Its figures showed government debt is estimated to have decreased from around SR167bn at the end of 2010 to SR135.5bn – or only about 6.3 per cent of GDP – this year, far less than the 2011 surplus.
The report said it believes there are “considerable expectations” that this state of affairs will trigger government-backed sukuk (Islamic bonds) financing on the grounds that public debt of 10 per cent of GDP had been previously indicated as a threshold for renewed government issuance.
“Fiscal policy in 2012 is marked by considerable continuity even though it also reflects the exceptional strength the kingdom’s fiscal position,” it said.
It cited government budget figures showing revenues are projected to be SR702 billion this year, an impressive 30 per cent above the 2011 budget plan, albeit clearly behind the actual estimated revenues for the year.

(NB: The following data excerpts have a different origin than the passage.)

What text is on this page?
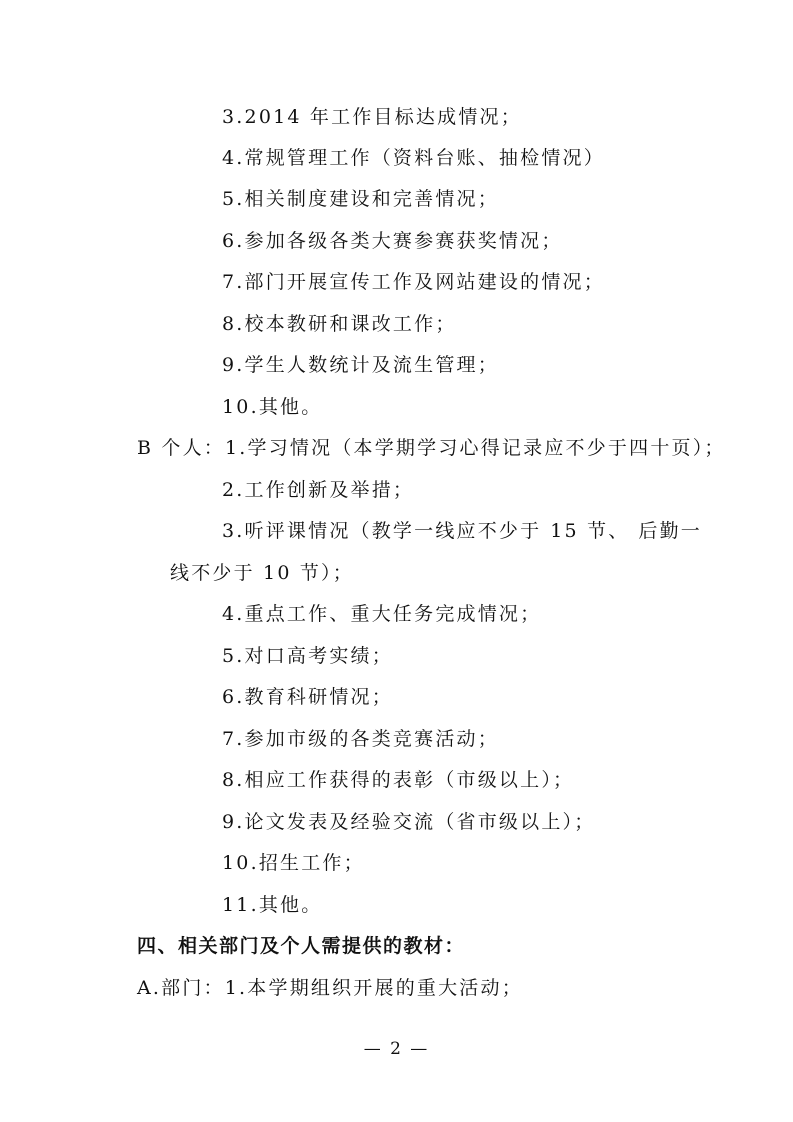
3.2014 年工作目标达成情况；
4.常规管理工作（资料台账、抽检情况）
5.相关制度建设和完善情况；
6.参加各级各类大赛参赛获奖情况；
7.部门开展宣传工作及网站建设的情况；
8.校本教研和课改工作；
9.学生人数统计及流生管理；
10.其他。
B 个人：1.学习情况（本学期学习心得记录应不少于四十页）；
2.工作创新及举措；
3.听评课情况（教学一线应不少于 15 节、 后勤一
线不少于 10 节）；
4.重点工作、重大任务完成情况；
5.对口高考实绩；
6.教育科研情况；
7.参加市级的各类竞赛活动；
8.相应工作获得的表彰（市级以上）；
9.论文发表及经验交流（省市级以上）；
10.招生工作；
11.其他。
四、相关部门及个人需提供的教材：
A.部门：1.本学期组织开展的重大活动；
— 2 —
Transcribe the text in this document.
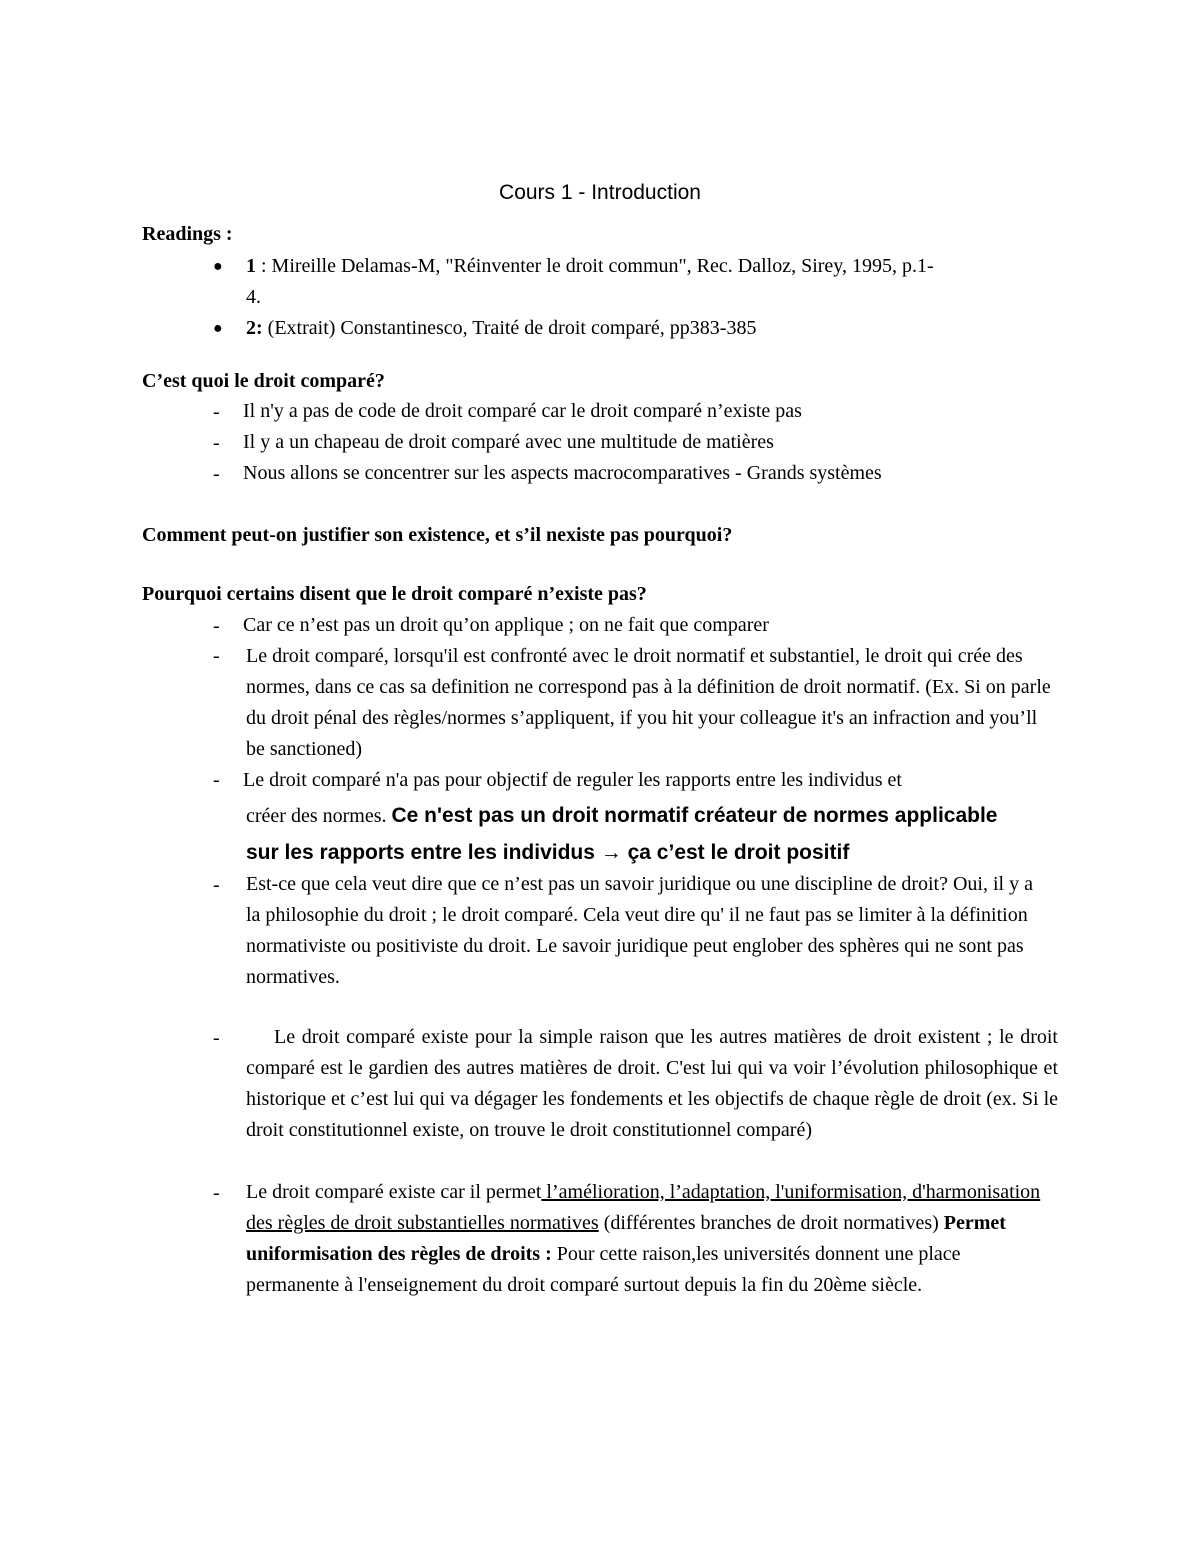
Cours 1 - Introduction
Readings :
● 1 : Mireille Delamas-M, "Réinventer le droit commun", Rec. Dalloz, Sirey, 1995, p.1-
4.
● 2: (Extrait) Constantinesco, Traité de droit comparé, pp383-385
C’est quoi le droit comparé?
- Il n'y a pas de code de droit comparé car le droit comparé n’existe pas
- Il y a un chapeau de droit comparé avec une multitude de matières
- Nous allons se concentrer sur les aspects macrocomparatives - Grands systèmes
Comment peut-on justifier son existence, et s’il nexiste pas pourquoi?
Pourquoi certains disent que le droit comparé n’existe pas?
- Car ce n’est pas un droit qu’on applique ; on ne fait que comparer
- Le droit comparé, lorsqu'il est confronté avec le droit normatif et substantiel, le droit qui crée des normes, dans ce cas sa definition ne correspond pas à la définition de droit normatif. (Ex. Si on parle du droit pénal des règles/normes s’appliquent, if you hit your colleague it's an infraction and you’ll be sanctioned)
- Le droit comparé n'a pas pour objectif de reguler les rapports entre les individus et
créer des normes. Ce n'est pas un droit normatif créateur de normes applicable
sur les rapports entre les individus → ça c’est le droit positif
- Est-ce que cela veut dire que ce n’est pas un savoir juridique ou une discipline de droit? Oui, il y a la philosophie du droit ; le droit comparé. Cela veut dire qu' il ne faut pas se limiter à la définition normativiste ou positiviste du droit. Le savoir juridique peut englober des sphères qui ne sont pas normatives.
-	Le droit comparé existe pour la simple raison que les autres matières de droit existent ; le droit comparé est le gardien des autres matières de droit. C'est lui qui va voir l’évolution philosophique et historique et c’est lui qui va dégager les fondements et les objectifs de chaque règle de droit (ex. Si le droit constitutionnel existe, on trouve le droit constitutionnel comparé)
- Le droit comparé existe car il permet l’amélioration, l’adaptation, l'uniformisation, d'harmonisation des règles de droit substantielles normatives (différentes branches de droit normatives) Permet uniformisation des règles de droits : Pour cette raison,les universités donnent une place permanente à l'enseignement du droit comparé surtout depuis la fin du 20ème siècle.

It said this reflects a “continued commitment to cautious planning” with an oil price estimate still broadly comparable to last year’s $54 a barrel.
Expenditures are projected to reach SR690bn a 19.0 per cent increase on the 2011 budget, which in turn translated into a small surplus of SR12bn.
“In practice, however, the Saudi government has historically significantly overspent its budget, often by 15 per cent or more…..the need for fiscal discretion is considerable this year as well in the face of the uncertain global economic environment,” the study said.
“Nonetheless, the continued resilience of oil prices, at least barring a major economic shock in Europe or elsewhere, should once again translate into a far more substantial surplus of more some 7.1 per cent of GDP.”